An upgrade from 14.06 to 14.10 broke several applications for which no update was available. I will be cleaning those up and then proceeding with an upgrade to 15.x this evening. This is somewhat involved so may not be finished for several days.
I will be taking the big server that houses all users home directory off line to add additional hard drives Friday evening probably starting around 10:30PM. This will require pausing incoming e-mail as well since .procmailrc files and local e-mail boxes reside in home directories. Shell servers will be unavailable and all web services will be down. I expect this maintenance to take less than an hour.
Later in the morning I will be booting some servers into 5.1 kernels. 5.0.0 has proven to be an extremely unstable kernel so trying to get everything off of it before it breaks anything else like it did this morning. This will only involve brief outages.
Sometime this morning Igloo, the server that hosts the mail spool, just stopped serving files in /mail via NFS. It wasn’t a case of NFS dying altogether as other files systems still worked.
I wasn’t able to troubleshoot much further because when I got to the co-location facility, the console was dead and it would not allow remote logins. I was forced to power cycle to reboot after which everything appeared normal.
These machines were recently upgraded from Ubuntu 18.10 to 19.04 and that upgrade included the first 5.0.0 Linux kernel. I have had issues with that kernel on other machines and have resolved them by compiling 5.1 which appears to be more stable. I am doing that for this machine now which means there will be an additional interruption when I boot into the new kernel.
For workstations 19.04 is mostly okay, for servers it’s a piece of crap and has kept me up all night last night and tonight fixing things it broke. The new kernel, 5.0.0-14 is basically non-functional, networking either doesn’t work at all or randomly goes away. One machine went into hibernate mode all by it’s lonesome. I am so disappointed that Canonical would release such a half-baked distribution, not at all like them.
Well hopefully I will get home and things will be working this time. I am tired and hungry.
I got about 30% of what I set out to do tonight done. Consequently there will be additional downtime tonight and next weekend. I’m going to have to order an external case. I thought I had more internal drive bays than I do.
We found servers in our logs that were not in our server configuration.
Further investigation determined that GlobalPOPs had added additional radius servers but had not informed us. Requests coming from new servers not in our configuration were rejected causing authentication failures.
I obtained a complete list of their radius servers, added it to our clients.conf file and now authentication is functioning again.

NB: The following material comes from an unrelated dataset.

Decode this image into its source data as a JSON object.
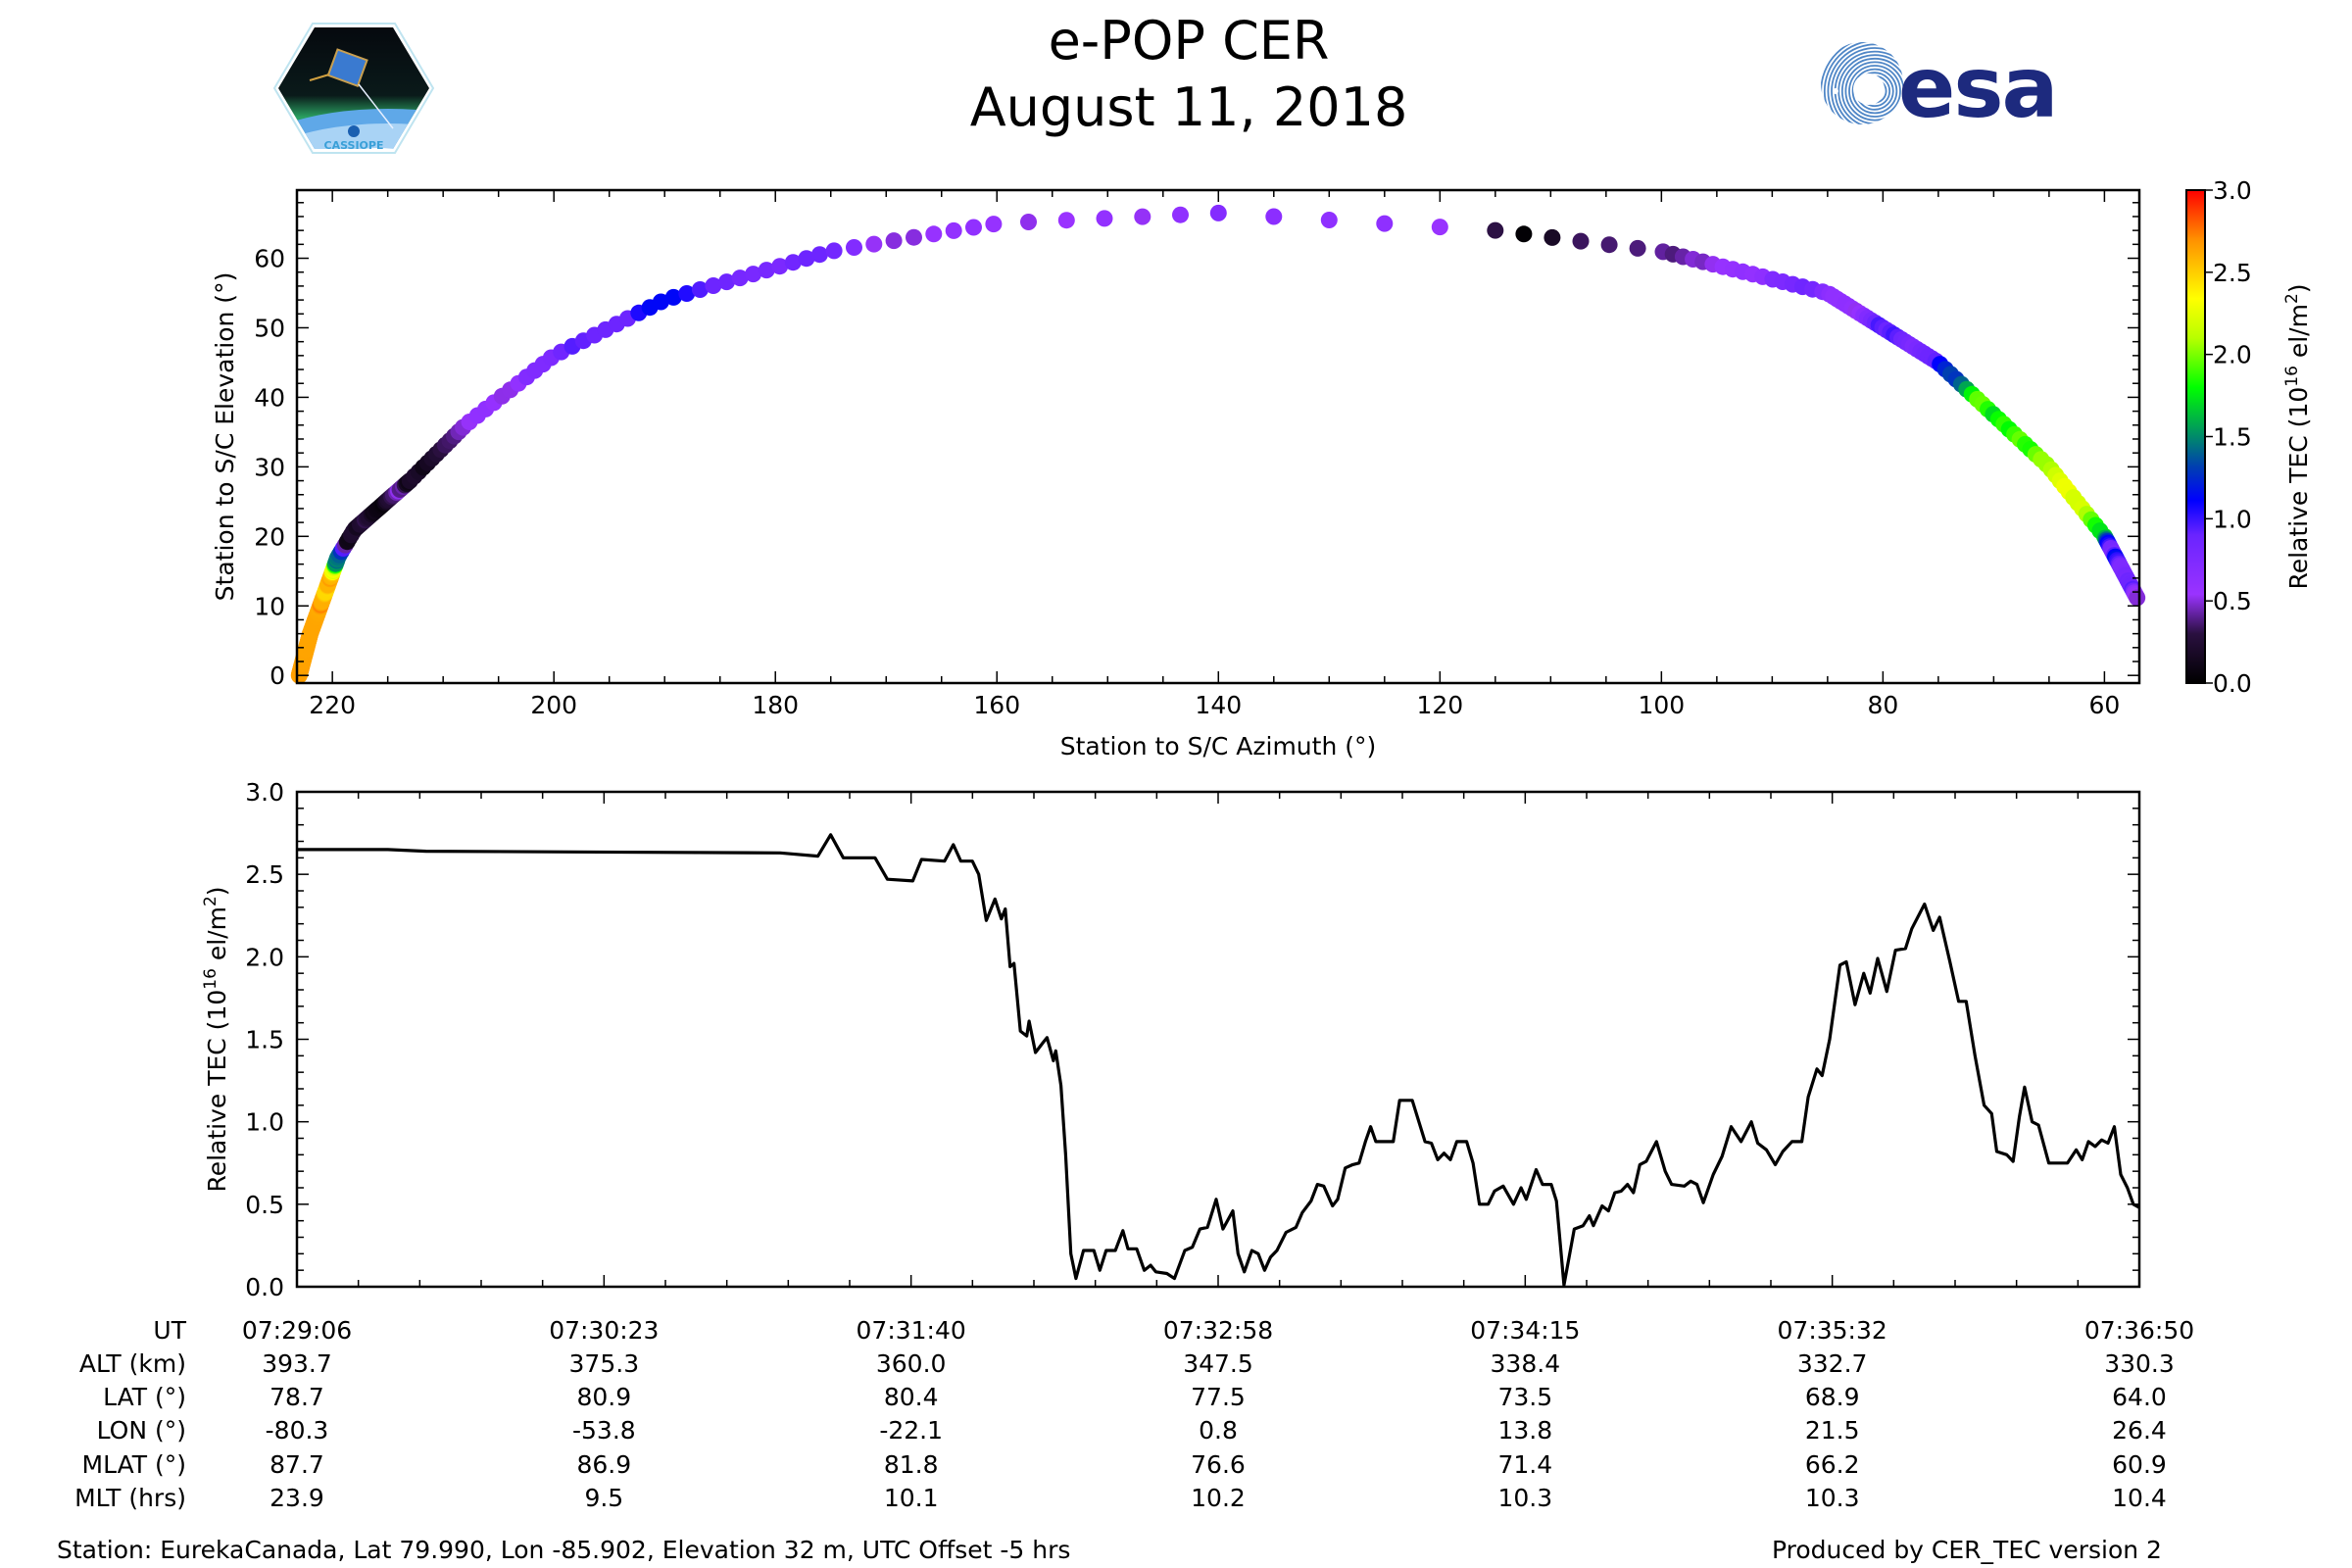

Presently, our dial-up customers are unable to authenticate.
We have tested our radius authentication servers and those of our wholesale provider and found the issue to be with the providers authentication servers.
I attempted to generate a ticket via the normal means at GlobalPops loginto.us website and found the ticket link broken on their website as well.
Since they normally do not allow phone tech support and have no means of contacting other than the now broken ticket system, I called their retail dial-up center and got them to generate a ticket for me. I was assured I would receive a copy in my e-mail and someone would contact me but so far neither has occurred.
Work I had planned for Friday Evening / Saturday Morning will be rescheduled for Saturday Evening / Sunday morning owing to it taking me longer to get things prepared than I had anticipated.
Late Friday evening into early Saturday there will be some downtime for system maintenance. First probably around 10:30, I will be taking the server that hosts home directories, out of service for up to an hour. The reason for this is I will be adding a pair of 10TB drives to allow us to increase the size of the /home directory partition.
Next I will be moving home directories to this new partition. While this process will take some time, only during the final aspect when I am ready to switch partitions, will additional downtime be required. At that point I will need to reboot the machine.
Then I will need to reboot a number of other machines in order to make a kernel upgrade active.
Warning!!!! This security exploit has not been widely published but it IS actively being exploited. Someone caused my server that houses our customers /home directories to spontaneously reboot trying to exploit it. Fortunately the kernel logged their attempts. See: https://www.kernel.org/doc/html/latest/admin-guide/l1tf.html In our cause I performed measurements on system load, web page loading times and latency with and without this CPU feature turned off and in our case it made no measurable difference so I turned it off with: echo ‘off’ > /sys/devices/system/cpu/smt/control. I put this in /etc/rc.local which is enabled on our machines for this and some other adjustments.